Graph Theory is a highly active area of Combinatorics with strong links to fields such as Optimisation and Theoretical Computer Science. A fundamental meta-problem in Graph Theory is the following: given a graph H, what conditions guarantee that another graph G contains a copy of H as a subgraph? This is particularly important when H is spanning, i.e. where G and H have the same number of vertices.

This project will address a range of exciting and challenging extremal and probabilistic problems on spanning subgraphs in graphs, in the following two interrelated areas:

1. Spanning subgraphs in random graphs: A key aim of Probabilistic Combinatorics is to determine the density threshold for the appearance of different subgraphs in random graphs. This is particularly difficult when the subgraph is spanning, where the known results and techniques are typically highly specific. This project will lead to a unified paradigm for studying thresholds of spanning subgraphs by introducing and developing a new coupling technique. This will provide an excellent platform to study the Kahn-Kalai conjecture, a bold general conjecture on appearance thresholds, and problems including hitting-time conjectures and universality problems.

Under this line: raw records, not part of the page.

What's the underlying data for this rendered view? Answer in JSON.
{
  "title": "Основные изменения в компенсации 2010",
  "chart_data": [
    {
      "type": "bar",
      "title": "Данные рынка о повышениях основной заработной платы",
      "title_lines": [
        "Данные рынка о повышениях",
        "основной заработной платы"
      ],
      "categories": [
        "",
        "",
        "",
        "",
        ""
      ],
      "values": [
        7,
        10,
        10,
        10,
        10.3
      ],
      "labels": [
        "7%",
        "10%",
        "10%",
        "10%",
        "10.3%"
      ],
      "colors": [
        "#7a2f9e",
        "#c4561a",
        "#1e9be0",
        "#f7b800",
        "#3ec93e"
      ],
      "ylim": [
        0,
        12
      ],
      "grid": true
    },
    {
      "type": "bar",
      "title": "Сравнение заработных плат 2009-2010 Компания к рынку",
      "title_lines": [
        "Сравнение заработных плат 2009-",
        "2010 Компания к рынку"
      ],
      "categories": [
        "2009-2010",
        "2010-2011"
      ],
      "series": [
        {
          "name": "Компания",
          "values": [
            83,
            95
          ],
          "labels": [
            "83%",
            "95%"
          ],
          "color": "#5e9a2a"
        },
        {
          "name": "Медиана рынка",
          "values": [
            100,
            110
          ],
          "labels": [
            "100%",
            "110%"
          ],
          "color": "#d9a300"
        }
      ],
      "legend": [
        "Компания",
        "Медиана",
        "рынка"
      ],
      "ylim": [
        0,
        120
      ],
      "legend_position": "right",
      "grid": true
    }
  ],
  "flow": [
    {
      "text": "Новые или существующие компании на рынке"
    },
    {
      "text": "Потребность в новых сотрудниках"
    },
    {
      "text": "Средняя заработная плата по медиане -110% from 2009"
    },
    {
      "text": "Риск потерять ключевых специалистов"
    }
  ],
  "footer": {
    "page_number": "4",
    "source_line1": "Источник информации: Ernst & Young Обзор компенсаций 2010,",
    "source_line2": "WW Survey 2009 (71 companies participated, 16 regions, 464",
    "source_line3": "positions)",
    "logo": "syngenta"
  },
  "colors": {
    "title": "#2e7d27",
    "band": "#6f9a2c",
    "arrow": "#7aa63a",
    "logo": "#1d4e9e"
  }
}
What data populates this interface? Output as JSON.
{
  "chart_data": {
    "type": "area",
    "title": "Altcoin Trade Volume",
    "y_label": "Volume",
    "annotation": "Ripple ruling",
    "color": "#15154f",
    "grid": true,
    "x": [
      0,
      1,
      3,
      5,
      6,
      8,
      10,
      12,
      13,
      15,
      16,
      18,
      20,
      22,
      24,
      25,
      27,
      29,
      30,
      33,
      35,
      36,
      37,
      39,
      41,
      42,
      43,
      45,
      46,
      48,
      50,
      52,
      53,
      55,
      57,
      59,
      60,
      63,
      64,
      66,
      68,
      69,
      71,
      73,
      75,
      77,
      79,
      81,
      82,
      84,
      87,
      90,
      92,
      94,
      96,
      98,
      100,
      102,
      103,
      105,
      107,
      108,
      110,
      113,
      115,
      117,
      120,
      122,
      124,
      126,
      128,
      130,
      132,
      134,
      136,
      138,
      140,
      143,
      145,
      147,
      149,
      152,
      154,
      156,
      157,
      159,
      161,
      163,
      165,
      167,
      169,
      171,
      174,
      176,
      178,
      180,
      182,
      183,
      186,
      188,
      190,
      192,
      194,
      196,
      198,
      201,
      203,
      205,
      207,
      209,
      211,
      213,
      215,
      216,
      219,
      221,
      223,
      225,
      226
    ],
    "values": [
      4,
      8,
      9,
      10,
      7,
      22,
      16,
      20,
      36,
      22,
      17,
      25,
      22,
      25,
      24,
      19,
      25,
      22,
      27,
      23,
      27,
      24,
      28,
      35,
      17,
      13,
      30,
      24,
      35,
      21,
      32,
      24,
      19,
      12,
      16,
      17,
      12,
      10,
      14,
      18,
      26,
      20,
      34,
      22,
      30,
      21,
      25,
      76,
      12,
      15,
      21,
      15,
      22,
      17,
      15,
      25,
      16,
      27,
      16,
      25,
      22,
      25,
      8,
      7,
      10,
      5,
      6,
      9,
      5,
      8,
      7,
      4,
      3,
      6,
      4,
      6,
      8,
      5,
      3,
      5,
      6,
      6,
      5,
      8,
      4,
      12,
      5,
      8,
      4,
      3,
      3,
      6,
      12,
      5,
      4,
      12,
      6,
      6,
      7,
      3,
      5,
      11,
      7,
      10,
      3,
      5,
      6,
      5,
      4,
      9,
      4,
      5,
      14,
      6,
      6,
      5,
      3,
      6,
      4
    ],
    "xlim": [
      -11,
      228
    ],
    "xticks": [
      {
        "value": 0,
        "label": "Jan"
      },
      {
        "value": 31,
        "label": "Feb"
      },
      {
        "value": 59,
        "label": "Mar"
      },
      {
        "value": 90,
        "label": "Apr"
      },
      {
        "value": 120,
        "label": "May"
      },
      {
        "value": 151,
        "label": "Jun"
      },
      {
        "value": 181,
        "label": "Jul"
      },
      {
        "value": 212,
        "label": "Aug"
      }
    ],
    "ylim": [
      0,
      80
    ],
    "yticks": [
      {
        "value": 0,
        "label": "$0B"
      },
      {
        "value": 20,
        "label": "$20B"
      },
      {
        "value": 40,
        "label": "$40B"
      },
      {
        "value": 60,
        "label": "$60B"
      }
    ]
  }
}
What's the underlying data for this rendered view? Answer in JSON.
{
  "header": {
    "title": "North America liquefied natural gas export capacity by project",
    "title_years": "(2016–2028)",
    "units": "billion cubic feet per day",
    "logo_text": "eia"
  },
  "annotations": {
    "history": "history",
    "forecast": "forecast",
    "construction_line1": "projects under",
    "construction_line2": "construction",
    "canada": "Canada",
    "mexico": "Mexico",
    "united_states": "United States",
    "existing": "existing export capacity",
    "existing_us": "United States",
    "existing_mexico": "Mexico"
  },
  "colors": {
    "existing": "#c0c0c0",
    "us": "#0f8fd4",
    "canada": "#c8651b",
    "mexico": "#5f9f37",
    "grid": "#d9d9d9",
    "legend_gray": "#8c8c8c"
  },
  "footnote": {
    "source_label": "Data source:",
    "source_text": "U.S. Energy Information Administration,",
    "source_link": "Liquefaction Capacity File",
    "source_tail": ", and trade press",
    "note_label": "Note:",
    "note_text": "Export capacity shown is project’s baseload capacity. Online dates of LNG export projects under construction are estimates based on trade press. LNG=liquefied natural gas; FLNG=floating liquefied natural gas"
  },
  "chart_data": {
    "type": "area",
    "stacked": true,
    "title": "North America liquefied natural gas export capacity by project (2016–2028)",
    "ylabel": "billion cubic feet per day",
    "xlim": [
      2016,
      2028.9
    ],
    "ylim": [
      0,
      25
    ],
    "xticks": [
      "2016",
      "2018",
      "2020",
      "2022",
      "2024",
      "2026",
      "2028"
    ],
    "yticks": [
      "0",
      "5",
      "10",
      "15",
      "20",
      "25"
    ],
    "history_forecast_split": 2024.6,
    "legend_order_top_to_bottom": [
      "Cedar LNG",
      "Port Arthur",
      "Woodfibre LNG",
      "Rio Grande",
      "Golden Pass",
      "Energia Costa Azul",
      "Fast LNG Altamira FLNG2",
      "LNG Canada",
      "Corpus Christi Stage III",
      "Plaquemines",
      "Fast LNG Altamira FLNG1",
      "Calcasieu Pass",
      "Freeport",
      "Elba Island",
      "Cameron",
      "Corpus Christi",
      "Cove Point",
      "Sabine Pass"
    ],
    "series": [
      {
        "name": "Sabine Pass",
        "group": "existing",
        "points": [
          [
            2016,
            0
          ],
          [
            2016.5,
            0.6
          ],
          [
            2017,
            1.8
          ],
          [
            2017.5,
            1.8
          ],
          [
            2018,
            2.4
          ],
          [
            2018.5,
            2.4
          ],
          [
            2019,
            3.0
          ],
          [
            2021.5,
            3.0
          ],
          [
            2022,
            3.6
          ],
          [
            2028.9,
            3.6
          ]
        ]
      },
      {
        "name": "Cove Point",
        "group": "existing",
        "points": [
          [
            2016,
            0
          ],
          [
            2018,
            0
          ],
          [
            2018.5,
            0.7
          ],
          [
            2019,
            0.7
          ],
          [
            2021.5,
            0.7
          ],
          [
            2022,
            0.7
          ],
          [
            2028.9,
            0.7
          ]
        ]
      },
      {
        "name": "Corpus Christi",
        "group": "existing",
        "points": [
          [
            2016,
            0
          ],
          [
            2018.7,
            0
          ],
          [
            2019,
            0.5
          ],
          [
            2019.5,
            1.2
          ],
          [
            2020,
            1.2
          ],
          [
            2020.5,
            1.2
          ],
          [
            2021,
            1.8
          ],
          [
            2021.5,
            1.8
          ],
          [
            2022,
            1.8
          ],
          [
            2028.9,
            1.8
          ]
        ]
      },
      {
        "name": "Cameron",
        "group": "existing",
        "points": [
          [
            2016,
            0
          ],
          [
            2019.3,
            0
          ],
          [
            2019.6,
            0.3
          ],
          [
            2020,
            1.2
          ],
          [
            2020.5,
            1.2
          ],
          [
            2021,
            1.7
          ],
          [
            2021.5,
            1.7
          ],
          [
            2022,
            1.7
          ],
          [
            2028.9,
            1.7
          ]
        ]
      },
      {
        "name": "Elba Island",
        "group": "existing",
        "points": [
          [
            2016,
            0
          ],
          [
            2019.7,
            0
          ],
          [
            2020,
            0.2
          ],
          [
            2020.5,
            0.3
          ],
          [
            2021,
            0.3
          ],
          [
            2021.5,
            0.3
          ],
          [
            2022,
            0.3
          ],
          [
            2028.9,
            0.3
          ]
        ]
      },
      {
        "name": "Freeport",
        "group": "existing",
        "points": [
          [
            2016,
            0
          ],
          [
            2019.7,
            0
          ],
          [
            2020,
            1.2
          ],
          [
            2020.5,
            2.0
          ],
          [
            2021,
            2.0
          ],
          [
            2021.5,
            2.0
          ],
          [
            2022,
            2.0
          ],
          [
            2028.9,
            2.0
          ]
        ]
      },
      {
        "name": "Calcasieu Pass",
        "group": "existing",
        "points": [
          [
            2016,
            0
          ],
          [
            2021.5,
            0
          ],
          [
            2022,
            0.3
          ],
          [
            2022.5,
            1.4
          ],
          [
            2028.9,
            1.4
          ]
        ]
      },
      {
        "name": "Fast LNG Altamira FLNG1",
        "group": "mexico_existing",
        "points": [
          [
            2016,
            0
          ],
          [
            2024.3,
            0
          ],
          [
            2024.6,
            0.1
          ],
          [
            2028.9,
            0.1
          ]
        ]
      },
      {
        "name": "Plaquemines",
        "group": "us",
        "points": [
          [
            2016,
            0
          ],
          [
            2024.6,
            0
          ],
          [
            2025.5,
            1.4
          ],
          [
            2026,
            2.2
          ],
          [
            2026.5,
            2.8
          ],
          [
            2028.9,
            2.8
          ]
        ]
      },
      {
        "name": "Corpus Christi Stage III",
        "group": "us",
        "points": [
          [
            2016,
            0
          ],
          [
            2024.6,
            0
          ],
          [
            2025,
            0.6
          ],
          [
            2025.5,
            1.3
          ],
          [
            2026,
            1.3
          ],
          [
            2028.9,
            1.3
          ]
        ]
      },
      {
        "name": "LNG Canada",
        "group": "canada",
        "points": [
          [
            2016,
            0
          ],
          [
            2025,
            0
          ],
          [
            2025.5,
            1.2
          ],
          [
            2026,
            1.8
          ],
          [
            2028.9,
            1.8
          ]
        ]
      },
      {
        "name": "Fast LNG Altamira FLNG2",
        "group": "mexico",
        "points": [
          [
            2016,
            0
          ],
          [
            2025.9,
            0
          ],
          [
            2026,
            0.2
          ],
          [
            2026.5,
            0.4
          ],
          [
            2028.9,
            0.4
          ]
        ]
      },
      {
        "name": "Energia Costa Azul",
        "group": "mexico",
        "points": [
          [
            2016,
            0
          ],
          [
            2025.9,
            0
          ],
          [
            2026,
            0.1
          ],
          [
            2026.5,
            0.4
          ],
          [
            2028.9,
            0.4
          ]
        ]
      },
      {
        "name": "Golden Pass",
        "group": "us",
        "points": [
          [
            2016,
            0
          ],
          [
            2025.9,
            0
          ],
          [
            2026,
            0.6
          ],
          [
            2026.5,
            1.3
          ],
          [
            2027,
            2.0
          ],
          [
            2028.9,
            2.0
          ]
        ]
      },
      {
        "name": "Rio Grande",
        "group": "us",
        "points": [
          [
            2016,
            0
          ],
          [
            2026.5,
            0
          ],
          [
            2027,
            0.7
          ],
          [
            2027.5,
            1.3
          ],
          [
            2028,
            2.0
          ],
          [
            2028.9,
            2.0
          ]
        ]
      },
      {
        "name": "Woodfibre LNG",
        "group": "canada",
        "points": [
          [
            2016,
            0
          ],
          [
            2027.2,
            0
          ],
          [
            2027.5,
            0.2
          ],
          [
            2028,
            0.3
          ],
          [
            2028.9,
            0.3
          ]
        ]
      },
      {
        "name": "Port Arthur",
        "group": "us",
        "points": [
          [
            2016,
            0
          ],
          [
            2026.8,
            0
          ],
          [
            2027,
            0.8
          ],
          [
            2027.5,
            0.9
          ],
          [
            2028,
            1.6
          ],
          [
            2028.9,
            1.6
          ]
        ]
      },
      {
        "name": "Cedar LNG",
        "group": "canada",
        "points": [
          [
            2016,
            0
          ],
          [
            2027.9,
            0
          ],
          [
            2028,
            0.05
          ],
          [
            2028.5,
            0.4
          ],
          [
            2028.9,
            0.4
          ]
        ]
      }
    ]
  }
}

2. Spanning subgraphs in coloured graphs: Many different combinatorial problems are expressible using edge coloured graphs, including Latin square problems dating back to Euler. My objectives here concern long-standing problems on spanning trees, cycles and matchings, and, through this, the resolution of several famous labelling and packing problems.

In preliminary work I have developed techniques to study these problems, techniques which will have a far reaching impact, and certainly lead to further applications, e.g. with hypergraphs and resilience problems. The objectives represent a carefully selected range of related major outstanding problems, whose solution would mark truly significant progress in the field.